This week, I took a “gulp” and did one of those things one is always reluctant to do: I pulled the plug. I called it quits on a venture that I was once very excited about, and which, by all outward measures, had clearly failed.
In this particular case, pulling the plug didn’t matter much. It was not one of those Big Plug-Pullings, like ending a relationship or quitting a job. I simply closed the social club I had formed online (at Meetup.com) for Jewish parents with infants or small children.
I had 36 members (supposedly) in Mainline Mazal Tots, and had scheduled more than 20 gatherings or “outings” where we could meet (zoo, kids’ gym, etc). Most of us live within 10 miles of each other. We all have a child under age 3. And, over the course of two years, I only actually met 3 of these 36 people.
It may seem surprising, but this reality didn’t actually “hurt my feelings.” Hey, there’s one upside to surviving teenage social ostracism, right!? Besides, you can’t be rejected by people you have never met.
What endlessly irked me, though, and the truth which I will, knowing me, wrestle with for years, is the fact people simply didn’t care enough to come. Not Jewishly. Not parentally. Not any-lly.
I could have kept this Meetup group going indefinitely. At times, I thought I would. My family went to these places anyway, and we had fun. But the annual cost as an “organizer” on Meetup was $150 a year. At some point you have to level with yourself and admit: Well, I’m clearly an organizer of a group that doesn’t want to “be.” So what’s the point? I’m better off giving $150 to the Ocean Conservancy. The ocean will be grateful.

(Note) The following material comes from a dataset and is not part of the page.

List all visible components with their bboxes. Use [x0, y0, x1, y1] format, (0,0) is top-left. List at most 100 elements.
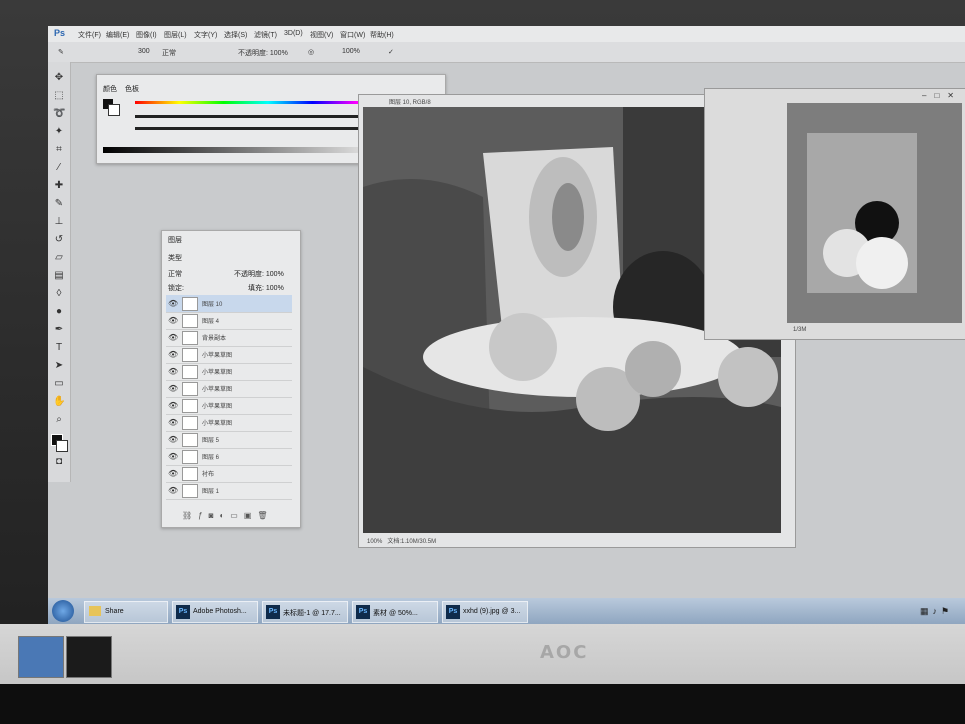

You, patient readers, are not my therapist. I could vent and raise my voice and flail my arms. But, I’ve already done that. That’s what spouses are for: To be an audience.
The more naked and poignant point is that we live in a society too tired, stressed and stretched out to think that something like this matters.
And / or another possible answer is, we live among a people that no longer feels an innate bond to make that extra initial effort to form a bond.
We stood at Sinai and have now, literally, become strangers. We moved out of the shtetl, and have, the lot of us, said “good riddance.” Not just to the poverty, sexism, superstition and anti-Semitism (I concur!) — but also to the neighbors, sick bed visits and play dates.
I look back at the rich forest of our history, longing for a sense of community not shared by the community I want to build community with.
Around the year 300 C.E., in the city of Babylon, a nucleus of learned Jewish men sat down and recorded their thoughts and verbal traditions. I could argue with any number of “truths” they offered up about the world, but some of them so resonate this mortal experience.
We human beings aren’t wired to live alone, operate in isolation or bring ourselves up when we have fallen. We, like all good primates, are wired for each other.
Talmud Bavli Berachot 5b tells this tale:
Rabbi Hiyya bar Abba fell ill and Rabbi Johanan went in to visit him. He [R. Johanan] said to him: “Are your sufferings welcome to you?” He replied: “Neither they nor their reward.” He [R. Johanan] said to him: “Give me your hand.” He gave him his hand and he [R. Johanan] raised him.
Rabbi Johanan fell ill and Rabbi Hanina went in to visit him. He [R. Hanina] said to him: “Are your sufferings welcome to you?” He replied: “Neither they nor their reward.” He said to him: “Give me your hand.” He [R. Hanina] gave him his hand and he raised him.
Why could not R. Johanan raise himself? They replied: “The prisoner cannot free himself from jail.”